8. What is the most rewarding part of the eight-week program? Final pitches. The transformation from week one to eight is incredible. Many students decide to quit, but the ones who make it to the final pitch are the fuel that (inspires) our mentors to continue supporting the program. Gritty people are irresistible.

9. What was the most creative pitch you’ve ever heard from a student? To eliminate spring allergies in Tokyo by developing pollen-absorbing cement. She was 17 years old.

10. Are Japanese youngsters different from their American counterparts? They massively underrate themselves. When their legendary work ethic and teamwork are unleashed in true global competition, which demands constant innovation, Japan is world-class. The best current example of this is breakdancing, where Japanese youth, particularly girls, push the limits of the sport globally.

11. What kinds of people are fit to run a company?
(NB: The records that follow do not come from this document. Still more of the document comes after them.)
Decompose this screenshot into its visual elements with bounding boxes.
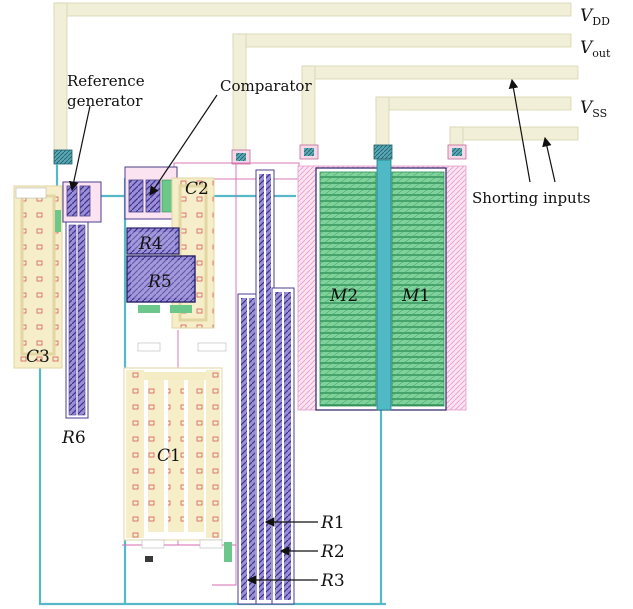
m2-label: M2 (329, 286, 358, 306)
shorting-arrow-2 (542, 136, 556, 183)
resistor-r3 (237, 293, 259, 605)
ref-gen-arrow (69, 105, 91, 192)
comparator-label: Comparator (220, 77, 312, 95)
resistor-r2 (271, 287, 295, 605)
comparator-arrow (149, 94, 218, 196)
resistor-r4 (126, 227, 180, 255)
callout-labels: Reference generator Comparator Shorting … (67, 72, 590, 207)
r4-label: R4 (138, 234, 163, 254)
m1-label: M1 (401, 286, 430, 306)
r3-label: R3 (320, 571, 345, 591)
rail-labels: VDD Vout VSS (580, 6, 611, 120)
capacitor-c3 (13, 185, 63, 369)
capacitor-c1 (123, 367, 232, 562)
transistor-m2 (319, 171, 377, 407)
rail-vss (375, 96, 572, 155)
small-tabs (137, 305, 227, 352)
rail-shorting-2 (449, 126, 579, 155)
rail-shorting-1 (301, 65, 579, 155)
component-labels: M2 M1 C1 C2 C3 R1 R2 R3 R4 R5 R6 (26, 179, 430, 591)
resistor-r1 (255, 169, 275, 605)
resistor-r5 (126, 255, 196, 303)
via-pads (53, 144, 467, 165)
shorting-arrow-1 (508, 78, 531, 183)
vdd-label: VDD (580, 6, 610, 28)
transistor-m1 (391, 171, 445, 407)
reference-label-line1: Reference (67, 72, 145, 90)
vout-label: Vout (580, 38, 611, 60)
vss-label: VSS (580, 98, 607, 120)
callout-arrows (69, 78, 556, 585)
r1-label: R1 (320, 513, 345, 533)
shorting-inputs-label: Shorting inputs (472, 189, 590, 207)
c1-label: C1 (157, 446, 181, 466)
rail-vout (232, 33, 572, 155)
reference-label-line2: generator (67, 92, 143, 110)
r6-label: R6 (61, 428, 86, 448)
c2-label: C2 (185, 179, 209, 199)
r5-label: R5 (147, 272, 172, 292)
c3-label: C3 (26, 347, 50, 367)
rail-vdd (53, 2, 572, 154)
resistor-r6 (65, 221, 89, 419)
center-strap (376, 159, 392, 411)
r2-label: R2 (320, 542, 345, 562)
I recently joined a venture company, Fusion’z Holdings, as a corporate director because I believe in the leadership of the CEO. His deep sense of responsibility, leadership and endless curiosity attracted me. I think that people who are willing to accept unlimited challenges end up creating unlimited opportunities for their companies.

12. Do you have a favorite world leader or CEO? Uesugi Harunori, the ninth lord of Yonezawa. At the age of 17 he started ruling one of the poorest domains in Japan and transformed it into one of the most prosperous by the time he finished. I discovered him through “Representative Men of Japan: Essays,” by Kanzo Uchimura.

13. It seems like all successful people have crazy schedules and routines. How do you always start your day? I try to read my Bible and meditate before jumping into each day.

14. How would you define “success”? Becoming entrusted by others to protect the most important things in life.

15. What are people most surprised to find out about you? I also teach a Bible class at Tsuda University.

16. What is your favorite “untranslatable” Japanese word (and how do you translate it)? Zekkōchō, which means “f——— great.”

17. What’s your guilty pleasure? Flamin’ Hot Cheetos with lime.

18. Speaking of snacks, are you team Takenoko no Sato or team Kinoko no Yama? Takenoko no Sato. Mushrooms and chocolate are gross.

19. If you had a ship, what would you name it? Mark T. Sakanashi, after my dad, who died when I was in high school. He went bankrupt trying to help Japan. I want people to know his name.

20. What is your least favorite adage? “I don’t see color.” The world is colorful, why destroy the beauty of its diversity?